La cigarette (1919)
*** (out of 4)
Pierre (Gabriel Signoret) is an older man who works as a museum director and is also married to the much younger Denise (Andree Brabant). Before long Pierre starts to believe that she's having an affair with a famous tennis player so he's influenced by the story connected to a mummy at his museum. Pierre plans to poison one of his cigarettes and then add it to a bunch where he never knows when he will die.
This film was directed by Germaine Dulac, a French woman who worked as a critic, a poet and she also made a handful of films. I had never heard of this film until it turned up in a box set of movies directed by females and I must say that while the movie had some flaws it also had a pretty interesting idea and it made for a very entertaining movie and one that deserves to be better known than it is.

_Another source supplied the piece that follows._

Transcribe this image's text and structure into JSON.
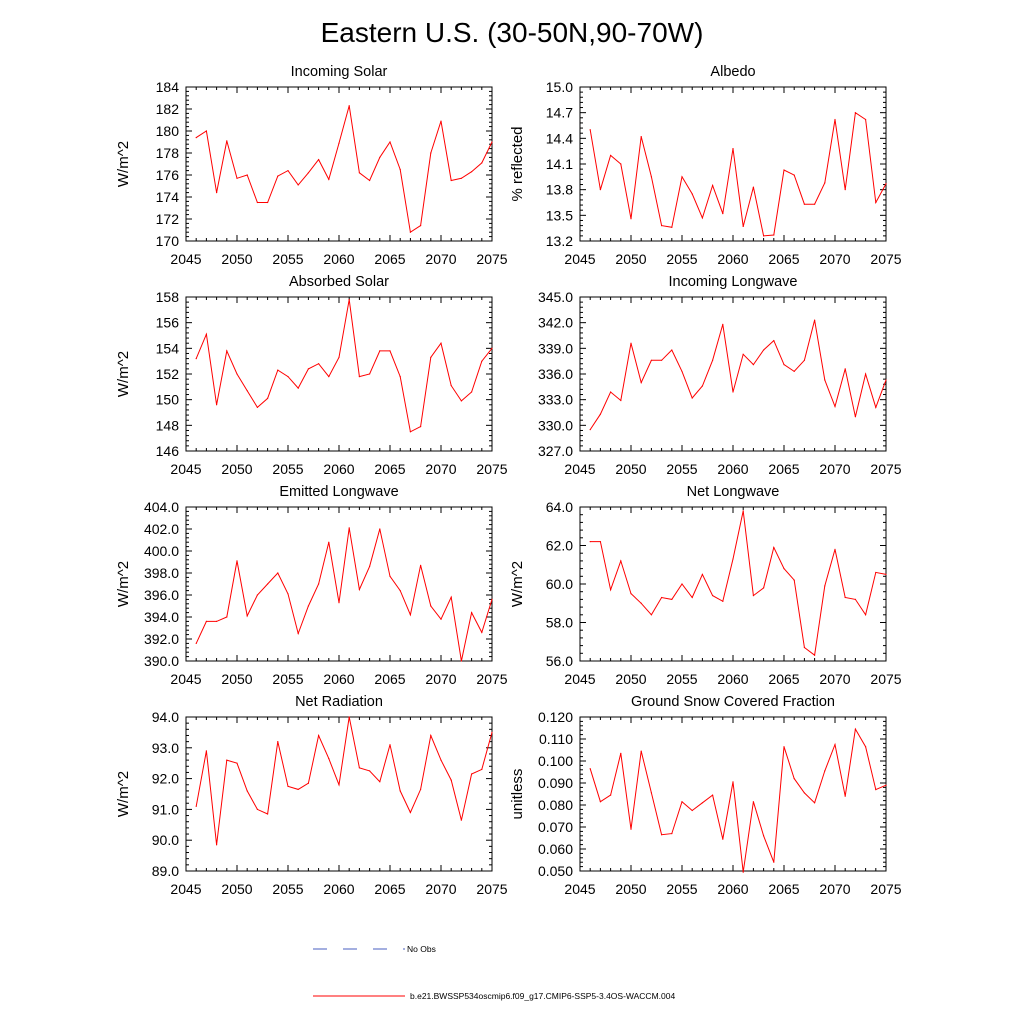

What I liked most about this film was the story itself. I thought the whole angle with the mummy and its story was interesting and I liked the story around a man wanting to kill himself but not know when. Adding one poisonous cigarette to dozens of them and then just smoking them at will was a good concept. Of course, I think the film would have been even better had they tried to bring some tension out of this scenario.
With that said, the film was extremely well-made and I like the touches that Dulac brought to it and especially how the old man story was told. Both Signoret and Brabant were very good in their roles and the film was fast-paced for its 51-minutes. Fans of silent cinema will certainly want to check this one out.